Hey there,  My name is Stephen… or Tetsu… or both…  Honestly, I don’t care.  People screw up my name all the time anyways so I’m freaking used to it.  Anyways, I’m 22 (even though I look like I’m in my mid-thirties), a recent graduate from UC Davis, and a goddamn sexy beast.  Alright, so maybe I made that last bit up.  The rest of it is true.  Go ahead, try and prove me wrong.  I dare you.

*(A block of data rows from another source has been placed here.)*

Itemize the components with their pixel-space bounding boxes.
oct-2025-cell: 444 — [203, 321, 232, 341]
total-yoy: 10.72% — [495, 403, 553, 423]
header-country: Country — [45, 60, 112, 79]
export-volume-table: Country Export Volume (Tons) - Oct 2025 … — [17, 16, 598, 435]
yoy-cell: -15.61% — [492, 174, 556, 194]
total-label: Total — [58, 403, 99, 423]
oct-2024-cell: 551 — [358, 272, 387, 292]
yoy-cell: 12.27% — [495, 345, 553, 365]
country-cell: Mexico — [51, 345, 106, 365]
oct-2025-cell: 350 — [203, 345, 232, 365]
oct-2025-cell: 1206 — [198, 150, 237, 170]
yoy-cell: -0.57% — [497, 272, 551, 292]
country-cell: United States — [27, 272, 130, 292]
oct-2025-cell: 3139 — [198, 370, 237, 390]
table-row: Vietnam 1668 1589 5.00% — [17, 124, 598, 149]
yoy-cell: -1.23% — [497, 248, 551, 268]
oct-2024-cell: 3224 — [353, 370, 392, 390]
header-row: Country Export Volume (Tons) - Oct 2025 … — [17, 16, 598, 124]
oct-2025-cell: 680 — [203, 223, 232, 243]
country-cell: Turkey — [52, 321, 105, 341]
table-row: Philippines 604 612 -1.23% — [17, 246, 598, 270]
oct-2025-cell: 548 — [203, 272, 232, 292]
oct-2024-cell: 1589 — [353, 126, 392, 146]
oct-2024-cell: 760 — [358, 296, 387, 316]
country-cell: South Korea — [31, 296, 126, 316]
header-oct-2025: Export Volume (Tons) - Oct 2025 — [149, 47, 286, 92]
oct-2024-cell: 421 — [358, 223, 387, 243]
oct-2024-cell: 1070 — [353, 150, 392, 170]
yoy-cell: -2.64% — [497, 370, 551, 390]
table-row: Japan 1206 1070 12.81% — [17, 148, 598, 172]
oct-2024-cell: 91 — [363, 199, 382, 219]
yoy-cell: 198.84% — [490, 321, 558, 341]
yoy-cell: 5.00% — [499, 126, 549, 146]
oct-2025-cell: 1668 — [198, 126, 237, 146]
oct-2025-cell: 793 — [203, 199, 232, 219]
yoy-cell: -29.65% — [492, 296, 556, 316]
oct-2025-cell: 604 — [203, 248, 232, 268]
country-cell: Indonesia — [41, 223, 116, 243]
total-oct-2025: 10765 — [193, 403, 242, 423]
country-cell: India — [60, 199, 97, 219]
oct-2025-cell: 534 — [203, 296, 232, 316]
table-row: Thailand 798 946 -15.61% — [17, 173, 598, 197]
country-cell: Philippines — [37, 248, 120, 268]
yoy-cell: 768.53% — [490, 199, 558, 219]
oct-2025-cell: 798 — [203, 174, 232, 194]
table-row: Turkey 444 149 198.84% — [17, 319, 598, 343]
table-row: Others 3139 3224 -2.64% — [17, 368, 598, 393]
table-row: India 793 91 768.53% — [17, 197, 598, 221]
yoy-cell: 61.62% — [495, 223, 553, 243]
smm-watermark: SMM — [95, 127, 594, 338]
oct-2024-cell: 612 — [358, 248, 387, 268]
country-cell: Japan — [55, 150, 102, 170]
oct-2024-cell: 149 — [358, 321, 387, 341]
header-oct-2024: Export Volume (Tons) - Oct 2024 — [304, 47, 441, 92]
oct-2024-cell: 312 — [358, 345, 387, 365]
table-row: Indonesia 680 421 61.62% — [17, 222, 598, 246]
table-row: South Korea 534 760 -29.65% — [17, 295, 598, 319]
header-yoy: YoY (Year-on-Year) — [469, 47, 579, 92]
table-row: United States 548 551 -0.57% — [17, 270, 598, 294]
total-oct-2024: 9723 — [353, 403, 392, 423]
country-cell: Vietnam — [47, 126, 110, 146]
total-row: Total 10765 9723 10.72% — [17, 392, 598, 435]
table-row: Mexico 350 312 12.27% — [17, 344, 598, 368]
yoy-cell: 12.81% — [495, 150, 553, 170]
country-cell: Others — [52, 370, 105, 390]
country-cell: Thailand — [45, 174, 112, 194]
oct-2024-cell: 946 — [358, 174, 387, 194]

So where were we?  That’s right, my favorite topic: Me.  I like many things such as (but not limited to) nerdy stuff like comics and Doctor Who and other stuff you’ve heard people talk about but were too cool actually care about, music (both the listening to and creating of), sports (everything except for hockey because, hey, if I wanted to see a bunch of alcoholics beat the crap out of each other for no good reason, I’d rather just pay a couple of hobos to fight to the death), and food (both eating and making, but mostly eating because I’m fat).  I don’t dislike many things but things that really curl my crepe include  douchey dudes who take advantage of really drunk (and/or otherwise incapacitated) chicks at bars/parties/company functions/bridal showers/Little Timmy’s Bar Mitzvah, angry drunks, humid heat (which, since I’m moving to Japan, is going to be an issue), wine, things that give me heartburn, and people from Seattle (unless you’re reading this blog, in which case, you are the freaking best).

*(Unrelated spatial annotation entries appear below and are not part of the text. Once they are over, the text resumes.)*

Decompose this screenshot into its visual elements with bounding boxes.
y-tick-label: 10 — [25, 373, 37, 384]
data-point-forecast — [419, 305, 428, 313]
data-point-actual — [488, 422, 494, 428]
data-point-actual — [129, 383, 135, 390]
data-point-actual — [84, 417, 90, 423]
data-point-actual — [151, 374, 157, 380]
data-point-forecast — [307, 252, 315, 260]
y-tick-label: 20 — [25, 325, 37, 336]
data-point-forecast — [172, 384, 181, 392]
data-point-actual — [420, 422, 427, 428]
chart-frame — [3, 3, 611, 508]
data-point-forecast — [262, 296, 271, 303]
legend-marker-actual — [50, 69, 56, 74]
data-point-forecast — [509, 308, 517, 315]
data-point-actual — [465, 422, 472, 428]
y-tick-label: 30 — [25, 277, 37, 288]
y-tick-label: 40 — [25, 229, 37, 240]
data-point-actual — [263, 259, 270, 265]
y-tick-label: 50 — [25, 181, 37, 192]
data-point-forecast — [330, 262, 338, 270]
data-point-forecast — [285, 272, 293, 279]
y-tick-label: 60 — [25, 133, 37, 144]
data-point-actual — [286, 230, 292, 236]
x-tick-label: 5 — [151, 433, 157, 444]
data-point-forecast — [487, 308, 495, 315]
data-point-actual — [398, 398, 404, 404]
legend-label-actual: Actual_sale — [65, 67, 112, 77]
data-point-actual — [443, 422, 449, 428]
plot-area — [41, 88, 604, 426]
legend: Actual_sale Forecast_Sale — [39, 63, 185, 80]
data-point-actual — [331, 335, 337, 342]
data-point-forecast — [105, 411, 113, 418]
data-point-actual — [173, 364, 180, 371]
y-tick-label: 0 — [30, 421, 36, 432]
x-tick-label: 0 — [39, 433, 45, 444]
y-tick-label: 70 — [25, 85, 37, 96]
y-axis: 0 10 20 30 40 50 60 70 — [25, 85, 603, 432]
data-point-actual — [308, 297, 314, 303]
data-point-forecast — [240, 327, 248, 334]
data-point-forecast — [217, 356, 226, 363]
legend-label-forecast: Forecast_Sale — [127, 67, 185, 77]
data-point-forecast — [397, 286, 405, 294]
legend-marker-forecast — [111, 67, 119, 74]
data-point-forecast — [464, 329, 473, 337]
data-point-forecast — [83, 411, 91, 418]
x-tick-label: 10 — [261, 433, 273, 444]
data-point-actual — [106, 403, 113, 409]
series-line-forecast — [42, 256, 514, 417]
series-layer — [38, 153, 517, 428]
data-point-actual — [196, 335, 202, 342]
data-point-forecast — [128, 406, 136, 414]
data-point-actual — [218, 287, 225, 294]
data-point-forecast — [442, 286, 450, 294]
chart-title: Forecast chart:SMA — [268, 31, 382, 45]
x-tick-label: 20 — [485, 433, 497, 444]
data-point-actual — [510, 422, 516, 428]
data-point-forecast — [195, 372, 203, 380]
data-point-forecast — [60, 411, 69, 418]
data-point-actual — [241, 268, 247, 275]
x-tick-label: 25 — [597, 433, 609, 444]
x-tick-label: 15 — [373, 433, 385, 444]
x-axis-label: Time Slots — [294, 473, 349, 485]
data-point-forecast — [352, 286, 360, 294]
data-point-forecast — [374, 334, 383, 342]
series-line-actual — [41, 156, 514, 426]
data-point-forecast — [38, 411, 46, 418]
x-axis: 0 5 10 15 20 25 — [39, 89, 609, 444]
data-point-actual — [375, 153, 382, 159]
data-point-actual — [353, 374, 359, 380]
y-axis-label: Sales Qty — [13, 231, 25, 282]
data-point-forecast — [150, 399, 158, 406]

I guess the responsible thing to do would be to elaborate upon some of these things but I’m a recent college grad so screw responsibility.  Well, kinda… Not really… I was one of those college students.  Since I plan on focusing on stuff that I like (primarily food and sports and pop culture-y sorta things), there will be posts introducing my views on those things in the days to come (I obviously have a lot of time on my hands at the present moment).  Hell, maybe if I have the time, I’ll explain why I hate what I hate as much as I do, although most of those things are tied to things that I like.

Anyways, I suppose the big question revolving around this blog/thing is a simple one: Why?

My answer isn’t nearly so easy to get across.  When I was younger, I used to write… a lot… Probably too much, come to think of it.  Be it melodramatic love poems (some which I’ve somehow managed to keep and could possibly come to share somewhere down the road), ridiculously insipid musings on stuff going on in my life (did not keep those, thank god), posts upon posts of writing for text-based RPGs (don’t knock it til you try it/I was really lonely at the time), and works of fiction that I mostly would start and never finish (still have most of those).  Then, sometime in college, I just stopped writing.  It’s been a few years now and that decision still nags at me like the ache of a bad dream.  Which brings us to this point.  (There’s definitely a lot more to this story than that but it’s five in the morning and I need my sleep so that’ll be a story for another day.)  I dunno what I’ll wind up writing but lord knows I’m going to try to write as much as I can.

So stick around and be patient.  I’ll try to make sure that patience is dutifully rewarded.

Thanks for your read-timing.



Pictured: I was obviously dropped on my head as a child.